Joe claimed this task.Feb 22 2018, 10:38 AM
Joe added a project: User-Joe.
Joe moved this task from Backlog to Doing on the User-Joe board.

Mentioned in SAL (#wikimedia-operations) [2018-02-22T12:24:18Z] <_joe_> live-hacking ProductionServices.php on mwdebug1001 for testing (T185078)

Mentioned in SAL (#wikimedia-operations) [2018-02-22T12:42:07Z] <_joe_> ended live-hacking on mwdebug1001 (T185078)

Joe added a comment.Feb 22 2018, 12:54 PM

First test to fail:

If I declare an invalid hostname as the etcd server in a config change, an exception is thrown and not caught at runtime:

Feb 22 12:30:21 mwdebug1001 hhvm[2942]: [Thu Feb 22 12:30:21 2018] [hphp] [2942:7f7b1d3ff700:16772:000001] [] 
Fatal error: Uncaught exception 'ConfigException' with message 'Failed to load configuration from etcd: (curl error: 6) Couldn't resolve host name' in /srv/mediawiki/php-1.31.0-wmf.21/includes/config/EtcdConfig.php:191
Stack trace:
#0 /srv/mediawiki/php-1.31.0-wmf.21/includes/config/EtcdConfig.php(113): EtcdConfig->load()
#1 /srv/mediawiki/wmf-config/etcd.php(28): EtcdConfig->get()
#2 /srv/mediawiki/wmf-config/etcd.php(35): wmfSetupEtcd()
#3 /srv/mediawiki/wmf-config/CommonSettings.php(113): include()
#4 /srv/mediawiki/php-1.31.0-wmf.21/LocalSettings.php(4): include()
#5 /srv/mediawiki/php-1.31.0-wmf.21/includes/Setup.php(94): include()
#6 /srv/mediawiki/php-1.31.0-wmf.21/includes/WebStart.php(94): include()
#7 /srv/mediawiki/php-1.31.0-wmf.21/index.php(39): include()
#8 /srv/mediawiki/w/index.php(3): include()
#9 {main}

So I guess we just need to catch such an exception and just serve the stale values from cache if available.

Joe added a comment.Feb 23 2018, 11:11 AM

I dug into the code a bit and turns out my testing strategy was flawed: since the cache key depends on the hostname, by changing it I just created a situation where the cache was empty and the etcd cluster unreachable, thus just making us fall in an expected failure scenario.

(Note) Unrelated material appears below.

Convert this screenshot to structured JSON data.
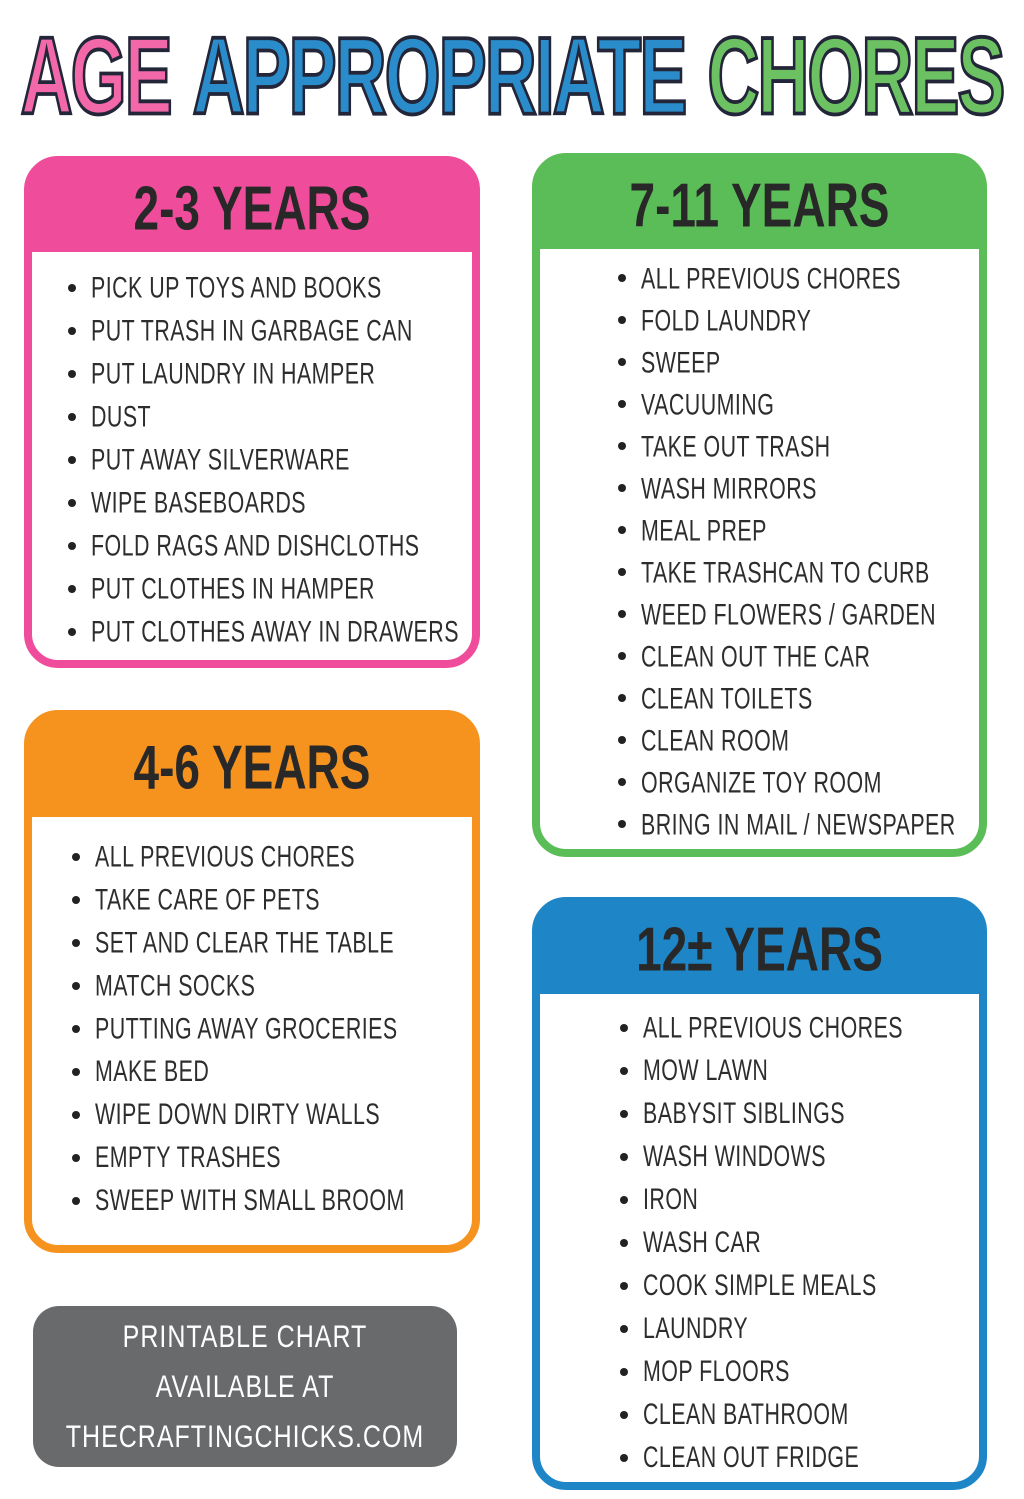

So this far all tests are giving us functionally good results. I'll analyze my benchmark data to better assess the performance penalty we suffer in case of failures on the etcd side though.

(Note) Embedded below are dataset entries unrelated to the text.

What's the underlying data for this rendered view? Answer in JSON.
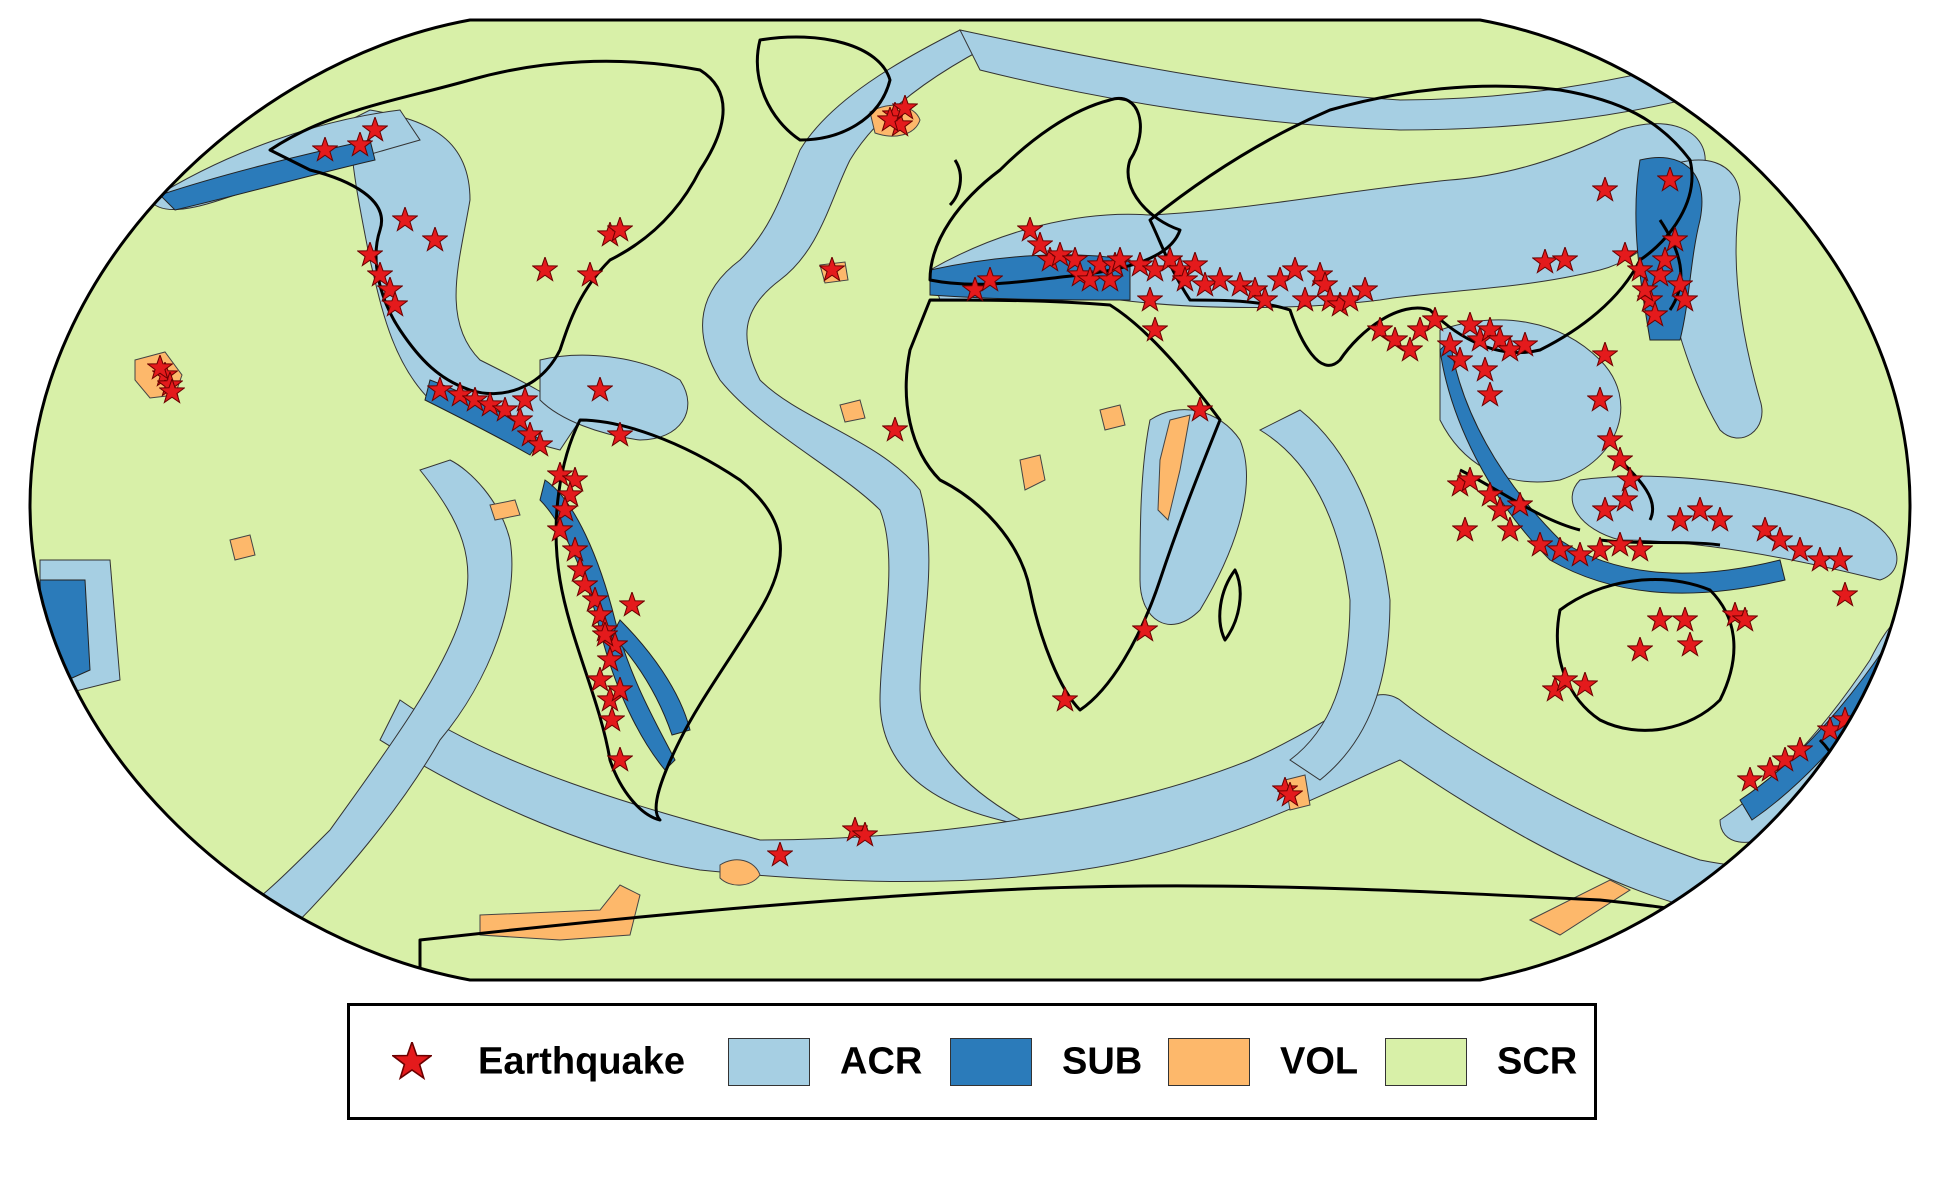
{
  "legend": {
    "earthquake_label": "Earthquake",
    "items": [
      {
        "label": "ACR",
        "color": "#a6cfe3"
      },
      {
        "label": "SUB",
        "color": "#2b7bba"
      },
      {
        "label": "VOL",
        "color": "#fdb86b"
      },
      {
        "label": "SCR",
        "color": "#d8f0a8"
      }
    ],
    "earthquake_color": "#e41a1c"
  },
  "colors": {
    "ocean_outline": "#000000",
    "coastline": "#000000"
  },
  "icons": {
    "earthquake_marker": "star"
  }
}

Joe added a comment.Mar 7 2018, 11:40 AM

So some results from different runs of testing using ab to render https://en.wikipedia.org/wiki/Francesco_Totti on mwdebug1001 at different concurrency levels testing the following failure scenarios at various levels of concurrency:

  • 1 server down (iptables DROP)
  • 1 server where etcd has crashed/is stopped (iptables REJECT)
  • all 3 servers down
  • all 3 etcd instances crashed/failed

At all latencies but the smallest one (5 requests/s) the throughput barely notices the failures, but some requests (less than 1%) can be very slow, in particular when all servers are down, which admittedly is not such a probable scenario.

Joe closed this task as Resolved.Mar 7 2018, 12:01 PM